Each week, we tap the insight of Sam Stovall, Chief Equity Strategist for S&P Capital IQ, for his perspective on the current market.
EQ: The Fed announced the official end to quantitative easing Wednesday. While it’s been largely expected by the market, does this serve as a milestone moment at all? Will anything change?
Stovall: I don’t think the end of QE3 signals anything important. It was an action that had never been taken before by the Fed and the jury is still out as to how successful it was. But from the standpoint of investors, I think they were focusing more on what the Fed was saying about their current assessment of the economy and trying to figure out when the Fed would likely start its rate-tightening program.
It seemed as if the statement Wednesday was balanced in that they left in the phrase “considerable time,” indicating that they are not anticipating raising rates imminently. Yet, at the same time, they indicated that inflation was probably something that was held down by lower energy prices, and that the overall economy and employment picture seemed to be improving.
Right now, I think investors are scratching their head trying to figure out if this means there is any change to when we should expect a rate increase. The consensus right now is that it should be some time in the third quarter of next year.

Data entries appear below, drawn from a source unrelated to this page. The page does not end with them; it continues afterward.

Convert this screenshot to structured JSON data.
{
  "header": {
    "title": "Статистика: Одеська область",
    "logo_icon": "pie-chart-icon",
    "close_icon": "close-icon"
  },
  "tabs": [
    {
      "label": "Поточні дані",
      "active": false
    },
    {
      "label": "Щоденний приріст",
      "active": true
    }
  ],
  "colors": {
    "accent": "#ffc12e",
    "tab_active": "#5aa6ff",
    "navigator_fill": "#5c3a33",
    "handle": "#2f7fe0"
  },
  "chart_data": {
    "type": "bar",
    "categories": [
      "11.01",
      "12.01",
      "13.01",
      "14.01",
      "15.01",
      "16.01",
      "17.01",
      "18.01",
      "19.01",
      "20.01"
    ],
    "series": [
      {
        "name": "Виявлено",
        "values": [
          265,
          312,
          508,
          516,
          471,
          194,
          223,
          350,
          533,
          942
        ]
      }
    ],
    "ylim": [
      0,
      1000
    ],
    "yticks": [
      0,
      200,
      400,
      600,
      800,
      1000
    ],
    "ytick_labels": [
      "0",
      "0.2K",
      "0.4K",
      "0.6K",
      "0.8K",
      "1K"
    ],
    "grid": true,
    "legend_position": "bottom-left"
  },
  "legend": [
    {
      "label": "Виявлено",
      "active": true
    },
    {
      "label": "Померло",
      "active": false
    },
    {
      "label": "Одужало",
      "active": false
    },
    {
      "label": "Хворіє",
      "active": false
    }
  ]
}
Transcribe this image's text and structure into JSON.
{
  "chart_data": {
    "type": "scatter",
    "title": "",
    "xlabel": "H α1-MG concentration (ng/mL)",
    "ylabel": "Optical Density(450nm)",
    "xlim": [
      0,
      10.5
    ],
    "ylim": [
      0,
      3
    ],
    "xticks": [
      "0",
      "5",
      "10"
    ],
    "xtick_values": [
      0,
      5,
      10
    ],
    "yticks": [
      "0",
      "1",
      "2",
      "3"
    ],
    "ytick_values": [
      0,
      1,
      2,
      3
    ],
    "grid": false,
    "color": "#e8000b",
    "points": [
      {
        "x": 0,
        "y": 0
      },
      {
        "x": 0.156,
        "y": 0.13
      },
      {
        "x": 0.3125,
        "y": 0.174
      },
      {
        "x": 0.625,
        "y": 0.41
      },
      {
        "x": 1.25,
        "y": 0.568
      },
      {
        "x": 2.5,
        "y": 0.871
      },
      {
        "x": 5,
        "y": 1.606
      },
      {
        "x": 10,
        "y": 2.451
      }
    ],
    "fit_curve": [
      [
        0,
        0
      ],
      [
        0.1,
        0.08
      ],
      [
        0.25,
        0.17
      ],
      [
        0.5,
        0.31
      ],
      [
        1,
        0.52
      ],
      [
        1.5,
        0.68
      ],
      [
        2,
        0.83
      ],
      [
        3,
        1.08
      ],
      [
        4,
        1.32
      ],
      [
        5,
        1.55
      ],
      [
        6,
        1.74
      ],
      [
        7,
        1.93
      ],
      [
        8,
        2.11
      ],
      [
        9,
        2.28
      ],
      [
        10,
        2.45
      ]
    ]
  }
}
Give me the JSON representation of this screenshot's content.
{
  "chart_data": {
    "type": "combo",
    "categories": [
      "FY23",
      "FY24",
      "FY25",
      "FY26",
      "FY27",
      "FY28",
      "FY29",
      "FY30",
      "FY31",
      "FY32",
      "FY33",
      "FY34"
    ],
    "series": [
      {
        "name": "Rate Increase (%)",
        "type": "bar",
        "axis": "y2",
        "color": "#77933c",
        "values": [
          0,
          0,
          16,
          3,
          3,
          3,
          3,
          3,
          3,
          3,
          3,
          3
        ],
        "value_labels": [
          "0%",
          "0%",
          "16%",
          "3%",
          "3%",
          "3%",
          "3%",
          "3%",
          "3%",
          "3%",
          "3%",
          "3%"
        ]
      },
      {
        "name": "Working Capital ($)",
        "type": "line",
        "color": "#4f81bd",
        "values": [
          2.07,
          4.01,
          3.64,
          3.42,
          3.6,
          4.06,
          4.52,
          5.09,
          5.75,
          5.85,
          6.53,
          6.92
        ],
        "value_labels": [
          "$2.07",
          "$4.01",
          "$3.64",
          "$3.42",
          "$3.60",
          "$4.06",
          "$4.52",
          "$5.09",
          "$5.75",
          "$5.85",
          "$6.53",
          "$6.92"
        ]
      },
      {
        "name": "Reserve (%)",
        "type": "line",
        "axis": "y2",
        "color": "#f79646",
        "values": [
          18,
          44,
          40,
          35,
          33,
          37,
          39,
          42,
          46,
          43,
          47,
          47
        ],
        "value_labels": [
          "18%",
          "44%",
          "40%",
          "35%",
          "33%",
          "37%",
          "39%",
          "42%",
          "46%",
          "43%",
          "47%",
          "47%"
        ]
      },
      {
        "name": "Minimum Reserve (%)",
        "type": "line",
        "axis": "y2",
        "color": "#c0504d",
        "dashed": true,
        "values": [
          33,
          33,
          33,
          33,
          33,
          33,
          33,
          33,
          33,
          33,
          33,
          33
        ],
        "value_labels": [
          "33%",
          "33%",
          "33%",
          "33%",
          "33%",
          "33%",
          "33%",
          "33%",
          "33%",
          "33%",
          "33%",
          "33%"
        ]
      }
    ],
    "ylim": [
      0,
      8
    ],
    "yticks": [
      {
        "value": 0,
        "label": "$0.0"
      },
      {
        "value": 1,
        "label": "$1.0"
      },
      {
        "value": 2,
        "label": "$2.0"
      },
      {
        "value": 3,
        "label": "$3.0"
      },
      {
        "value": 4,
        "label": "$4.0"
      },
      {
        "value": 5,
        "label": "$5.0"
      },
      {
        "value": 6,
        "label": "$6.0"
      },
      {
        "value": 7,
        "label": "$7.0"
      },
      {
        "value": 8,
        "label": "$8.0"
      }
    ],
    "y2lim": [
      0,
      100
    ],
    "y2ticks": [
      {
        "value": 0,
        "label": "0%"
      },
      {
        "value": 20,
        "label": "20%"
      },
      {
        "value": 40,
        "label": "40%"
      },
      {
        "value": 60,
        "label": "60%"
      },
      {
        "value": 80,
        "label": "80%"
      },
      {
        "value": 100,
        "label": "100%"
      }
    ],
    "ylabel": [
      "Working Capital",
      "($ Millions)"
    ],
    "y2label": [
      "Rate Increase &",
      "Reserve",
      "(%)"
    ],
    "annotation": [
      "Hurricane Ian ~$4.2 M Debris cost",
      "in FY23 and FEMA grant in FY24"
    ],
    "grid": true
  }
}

EQ: When you look at the market right now, it feels like the recent pullback is nothing more than a faint memory. While the 7% dip wasn’t a full correction, did it help to reset the market a bit to move higher from here?
Stovall: I think it helped to reset the dials a bit. If this ends up truly being a pullback (5% to 10% decline), then it was a textbook pullback. We declined a little more than 7%, which is usually what happens in pullbacks, and it took about a month to materialize. So if it is a normal recovery, it will take about two months to get back to break-even.
However, the last few pullbacks have taken less than a month to get back to break-even. If that’s the case this time around as well, we could have something to be very thankful for at Thanksgiving, meaning we are likely trading in new high territory. If you take historical observations one step further, the market has traditionally risen an additional 8% in the subsequent three months after recouping all that it lost in a pullback before experiencing another decline of 5% or more.
So this pullback may have reset some dials to allow us to move up to the 2100 level or so on the S&P 500 before we slip into a new decline that will shake investors’ confidence once again.
EQ: The market strength is a bit surprising if you consider that it’s coming during the second and third quarters of a mid-term election year, which is the weakest six-month period of the four-year presidential cycle. The S&P 500 is up over 5.5% so far during this period. We’re now heading into the best six-month period historically. What can investors expect?
Stovall: First off, investors are realizing that the sell in May adage was not a wise one to accept this year either. In 2013, the market was up 10% from April 30 through October 31. So far in 2014, the market is up 5.4% from April 30 through Oct. 28 of 2014, with only the Energy and Materials sectors in negative territory. So I think the old adage is still worthwhile because usually investors are a bit skeptical of market performances, but it does not automatically guarantee that we’d see some sort of decline.
As a result, I think investors cannot dismiss the six-month period that is usually strongest for stocks even though we did not have the very weak performance in the corresponding May-through-October period.
So if history does repeat, then we probably could see at least a 7% gain, which is the average for all years going back to World War II in that November-through-April period. If we are likely to see a return that is similar to those following mid-term elections, you can easily double that number and still be below the long-term average.
EQ: Earnings for Q3 seem to be coming in relatively strong so far. However, some companies have been punished for the lack of topline growth—most notably IBM (IBM). This has been an issue we’ve discussed in the past where companies were relying on ways to create EPS growth for shareholders through cost cutting and share buybacks, but not generating enough revenue growth. Have the chickens come home to roost?
Stovall: Well, the earnings are on pace to be up more than 6% so far if you combine actuals with the estimates of the remainder for this quarter. That is similar to what was expected at the beginning of the reporting period. From a revenue perspective, it still seems as if we’re going to be seeing about a 3% growth, which is a little bit softer than what had originally been expected.
However, we think we’re going to make up for it with a 3.9% growth in revenues in the fourth quarter, which would give us a 3.6% growth for the entire year. Granted, revenues are not climbing as rapidly as earnings are and I think investors would like to see revenues improve a little more in line with earnings before they believe that the economy itself is on the road to recovery.